10. The method of claim 9, in which the medical predictor signal is a signal from a physiological sensor.

11. The method of claim 9, in which the spectral analysis of (a)(iii) was performed by calculating a fast Fourier transform of the time lagged dataset derived in (a)(ii) to derive a first dataset of predictors in the form of frequency components, followed by reducing the number of predictors via a predetermined clustering algorithm before the multiple regression of (a)(iv) was performed, and in which the spectral analysis of step (c) is performed by calculating a fast Fourier transform of the time lagged dataset derived in step (b) to derive a second dataset of predictors in the form of frequency components, followed by reducing the number of predictors in the second dataset via the predetermined clustering algorithm before step (d).
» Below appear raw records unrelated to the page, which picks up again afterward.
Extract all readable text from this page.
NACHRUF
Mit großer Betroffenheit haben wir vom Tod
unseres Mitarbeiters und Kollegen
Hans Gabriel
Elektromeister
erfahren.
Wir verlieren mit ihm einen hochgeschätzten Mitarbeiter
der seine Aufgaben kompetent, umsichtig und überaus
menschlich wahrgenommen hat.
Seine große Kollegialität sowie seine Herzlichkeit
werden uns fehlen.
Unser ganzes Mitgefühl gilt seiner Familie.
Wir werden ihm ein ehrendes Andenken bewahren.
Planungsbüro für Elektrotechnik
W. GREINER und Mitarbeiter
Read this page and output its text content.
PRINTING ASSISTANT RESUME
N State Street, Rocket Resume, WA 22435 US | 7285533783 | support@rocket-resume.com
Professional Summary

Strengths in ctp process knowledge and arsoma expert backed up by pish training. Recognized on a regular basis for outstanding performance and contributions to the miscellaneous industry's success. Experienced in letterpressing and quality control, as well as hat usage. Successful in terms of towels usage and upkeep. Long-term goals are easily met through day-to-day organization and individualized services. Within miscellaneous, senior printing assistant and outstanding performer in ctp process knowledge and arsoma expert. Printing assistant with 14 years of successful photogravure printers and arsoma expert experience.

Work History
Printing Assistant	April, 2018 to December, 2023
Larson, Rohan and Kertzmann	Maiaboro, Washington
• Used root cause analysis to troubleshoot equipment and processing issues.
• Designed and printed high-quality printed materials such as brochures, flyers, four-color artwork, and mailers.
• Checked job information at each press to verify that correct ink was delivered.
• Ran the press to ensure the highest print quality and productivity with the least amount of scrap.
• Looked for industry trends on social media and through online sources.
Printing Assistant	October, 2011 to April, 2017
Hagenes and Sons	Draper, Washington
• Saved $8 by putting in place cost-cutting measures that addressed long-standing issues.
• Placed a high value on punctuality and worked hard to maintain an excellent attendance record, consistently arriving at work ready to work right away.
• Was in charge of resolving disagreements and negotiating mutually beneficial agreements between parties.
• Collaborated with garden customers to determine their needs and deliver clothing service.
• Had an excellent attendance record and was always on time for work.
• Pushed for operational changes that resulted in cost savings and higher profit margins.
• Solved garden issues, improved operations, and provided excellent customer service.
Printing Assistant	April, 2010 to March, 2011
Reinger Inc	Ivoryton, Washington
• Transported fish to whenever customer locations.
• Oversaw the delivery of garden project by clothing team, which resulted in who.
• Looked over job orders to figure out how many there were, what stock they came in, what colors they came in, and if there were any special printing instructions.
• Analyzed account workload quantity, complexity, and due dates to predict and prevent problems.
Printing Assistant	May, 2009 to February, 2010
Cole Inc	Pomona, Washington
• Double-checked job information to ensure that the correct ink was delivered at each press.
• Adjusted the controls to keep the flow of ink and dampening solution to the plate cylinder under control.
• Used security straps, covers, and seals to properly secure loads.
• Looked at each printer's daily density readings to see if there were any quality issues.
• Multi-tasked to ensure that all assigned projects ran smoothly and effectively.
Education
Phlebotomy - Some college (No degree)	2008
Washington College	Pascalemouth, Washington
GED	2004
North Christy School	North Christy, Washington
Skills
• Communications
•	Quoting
12. The method of claim 9, wherein the format of the second dataset obtained in step (b) is the same as the format of the first dataset that was obtained in (a)(ii).

13. A signal processing device, comprising:

a processor; and

a nontransitory computer-readable medium having computer-executable instructions stored thereon that, in response to execution by the processor, cause the signal processing device to perform actions for predicting a signal representative of a medical event, the actions including: performing a spectral analysis of a time lagged portion of a set of predictor data, the predictor data representing a time series of measurements of a first physiological state of a patient, to produce a frequency domain representation of the predictor data; and performing a multiple regression over the frequency domain representation as one variable and a signal value representative of the medical event as another variable to create a model for providing a predictive signal of the medical event.